2.1 Mediação judicial e extrajudicial

      A mediação pode ocorrer tanto no campo judicial como também no extrajudicial. Esta ocorre quando as partes optam por tentar resolver o conflito por meio da mediação antes de ingressarem na via judicial; enquanto aquela se dá após a ação já ter sido proposta, quando, então, as partes tentam um acordo facilitado pelo mediador.

 

2.1.1 Mediação extrajudicial

       Consoante o artigo 9º da supracitada lei, “poderá funcionar como mediador extrajudicial qualquer pessoa capaz que tenha a confiança das partes e seja capacitada para fazer mediação (...)”.

      Neste tipo de mediação, são as partes quem escolhem o mediador livremente, sem que seja necessário que a pessoa escolhida integre qualquer tipo de conselho, entidade de classe ou associação.
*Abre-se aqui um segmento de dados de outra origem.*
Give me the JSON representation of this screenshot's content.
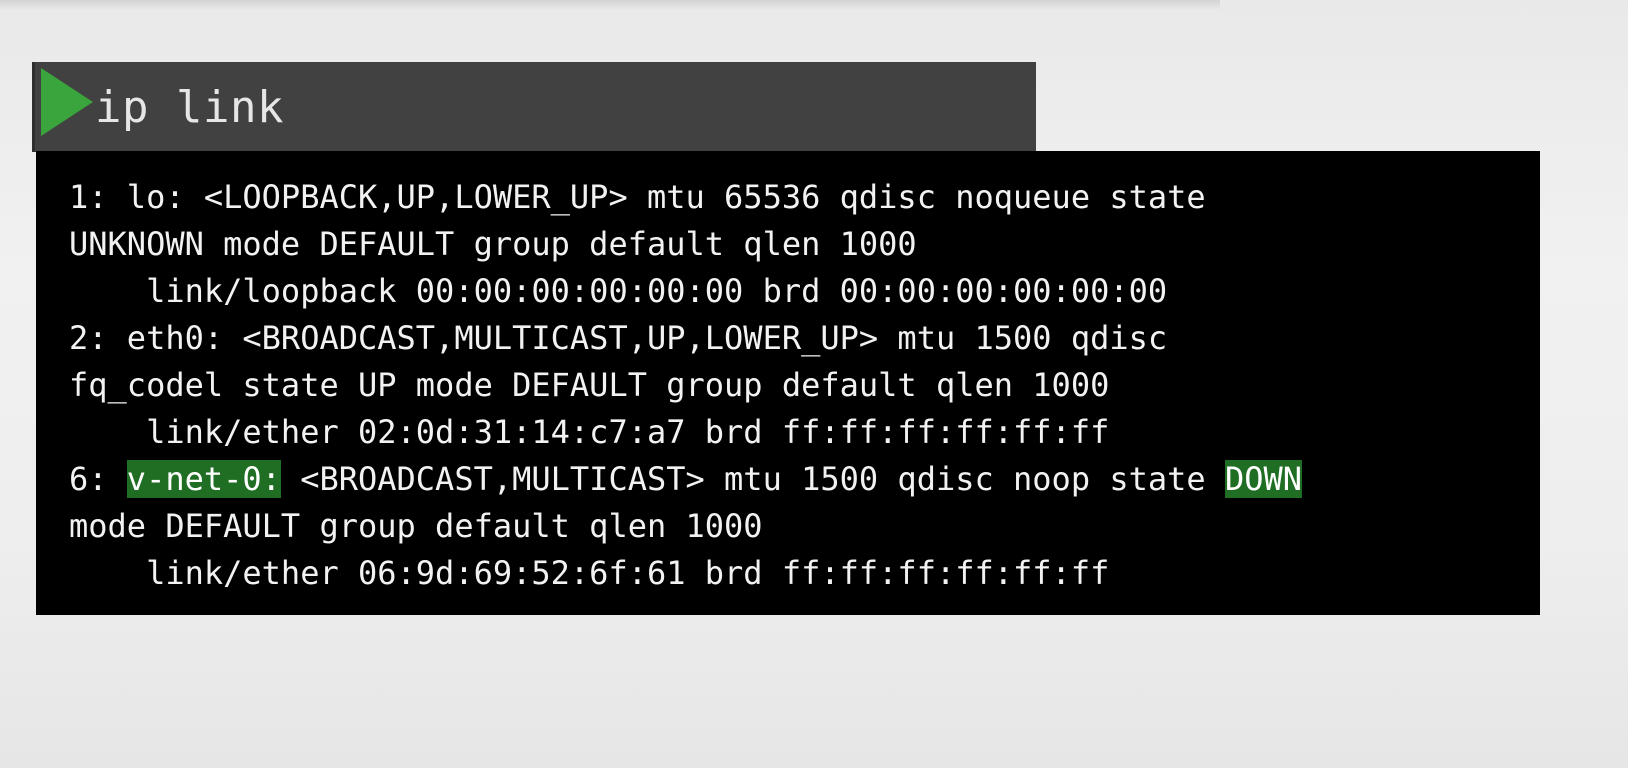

     Ante a manifestação de um conflito, uma das partes propõe à outra que cheguem a um acordo mediante o procedimento de mediação extrajudicial. Neste convite, deve ficar claro o objetivo para a negociação, além de constar a data e o local onde as partes irão se reunir.

      A outra parte, a que recebe o convite, poderá: aceitar a mediação; recusar expressamente a mediação; ou, caso não haja resposta em até trinta dias da data de seu recebimento, considerar-se-á rejeitado o convite (art. 21, parágrafo único da Lei).

      Existe a possibilidade de uma previsão contratual chamada de “cláusula de mediação”, em que as partes concordam em tentar resolver o possível conflito por meio de mediação antes de ingressarem no Judiciário.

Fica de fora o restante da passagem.